Each of them added details and ideas to the growing vision of their getaway.

They’d hike the trail to Emerald Lake. They’d have dinner at that little restaurant in town that did the amazing pumpkin pie.

They’d drive up to the continental divide and watch the sunset over the peaks.

Charlotte watched her family’s faces as they talked, noticing the way Sophia’s eyes shone when she described the view from their favorite hiking spot, the relaxed set of Liam’s shoulders as he debated the merits of various routes to the cabin, and the soft smile that played at the corners of Evelyn’s mouth as she listened.

It was what she had been working toward for the past difficult year.

She wanted more than survival. She wanted moments like that, when the weight of grief lifted just enough to let joy back in.

It had been so long since she’d felt that way.

She felt present in her own life, connected to the people around her, and capable of imagining a future that wasn’t just an endless extension of the painful present.
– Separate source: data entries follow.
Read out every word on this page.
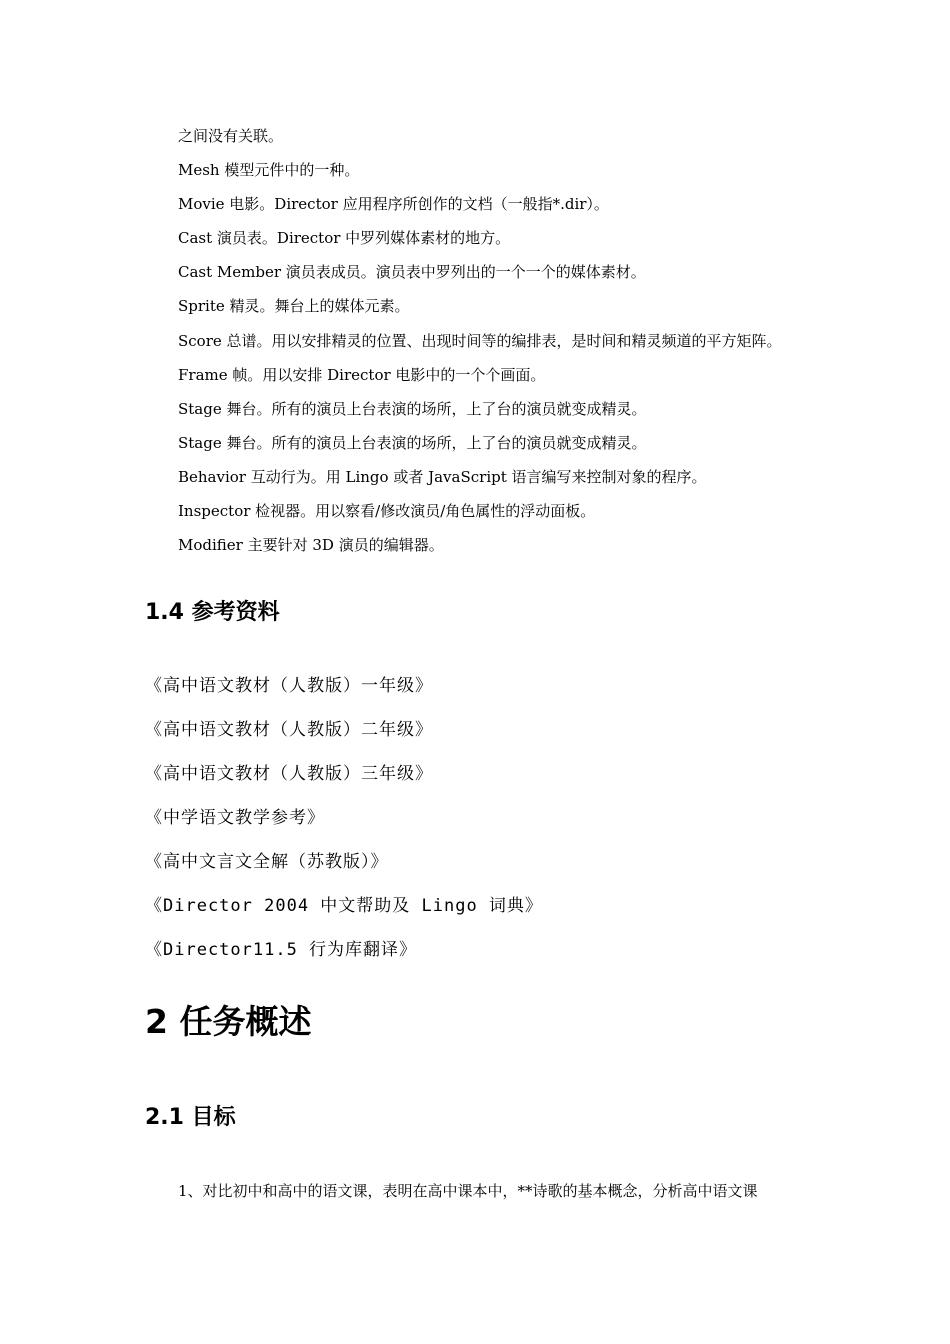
之间没有关联。
Mesh 模型元件中的一种。
Movie 电影。Director 应用程序所创作的文档（一般指*.dir）。
Cast 演员表。Director 中罗列媒体素材的地方。
Cast Member 演员表成员。演员表中罗列出的一个一个的媒体素材。
Sprite 精灵。舞台上的媒体元素。
Score 总谱。用以安排精灵的位置、出现时间等的编排表，是时间和精灵频道的平方矩阵。
Frame 帧。用以安排 Director 电影中的一个个画面。
Stage 舞台。所有的演员上台表演的场所，上了台的演员就变成精灵。
Stage 舞台。所有的演员上台表演的场所，上了台的演员就变成精灵。
Behavior 互动行为。用 Lingo 或者 JavaScript 语言编写来控制对象的程序。
Inspector 检视器。用以察看/修改演员/角色属性的浮动面板。
Modifier 主要针对 3D 演员的编辑器。
1.4 参考资料
《高中语文教材（人教版）一年级》
《高中语文教材（人教版）二年级》
《高中语文教材（人教版）三年级》
《中学语文教学参考》
《高中文言文全解（苏教版）》
《Director 2004 中文帮助及 Lingo 词典》
《Director11.5 行为库翻译》
2 任务概述
2.1 目标

1、对比初中和高中的语文课，表明在高中课本中，**诗歌的基本概念，分析高中语文课
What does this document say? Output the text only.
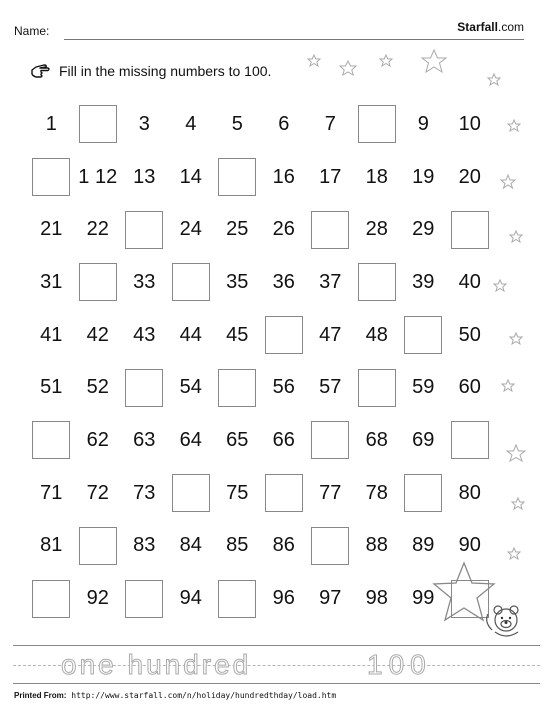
Name:	Starfall.com
Fill in the missing numbers to 100.
1	3 4 5 6 7	9 10
1 12 13 14	16 17 18 19 20
21 22	24 25 26	28 29
31	33	35 36 37	39 40
41 42 43 44 45	47 48	50
51 52	54	56 57	59 60
62 63 64 65 66	68 69
71 72 73	75	77 78	80
81	83 84 85 86	88 89 90
92	94	96 97 98 99
one hundred	100
Printed From: http://www.starfall.com/n/holiday/hundredthday/load.htm
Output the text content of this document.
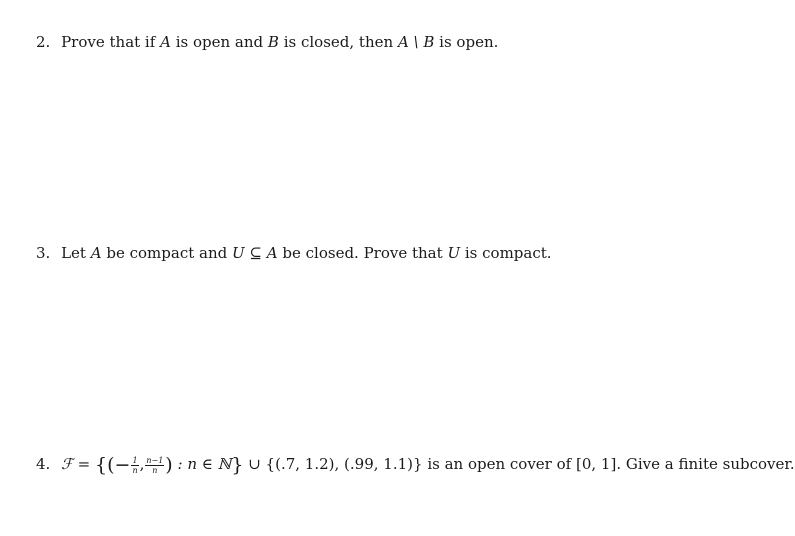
2. Prove that if A is open and B is closed, then A \ B is open.
3. Let A be compact and U ⊆ A be closed. Prove that U is compact.
4. ℱ = {(− $\frac{1}{n}$ , $\frac{n-1}{n}$ ) : n ∈ ℕ} ∪ {(.7, 1.2), (.99, 1.1)} is an open cover of [0, 1]. Give a finite subcover.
The feeling was unfamiliar, almost startling in its intensity.

For a moment, she was afraid to acknowledge it.

As the conversation flowed around her, Sophia and Evelyn debated the merits of various board games to bring along, and Liam interjected with dry comments that made them both laugh.

Charlotte allowed herself to embrace it.

It was happiness. Not the frantic, performative kind she sometimes manufactured for Sophia’s benefit, but the real thing, complicated and imperfect.

She looked around the table at the faces of the people she loved most in the world, and for the first time since Jacob’s death, she smiled without having to remind herself how.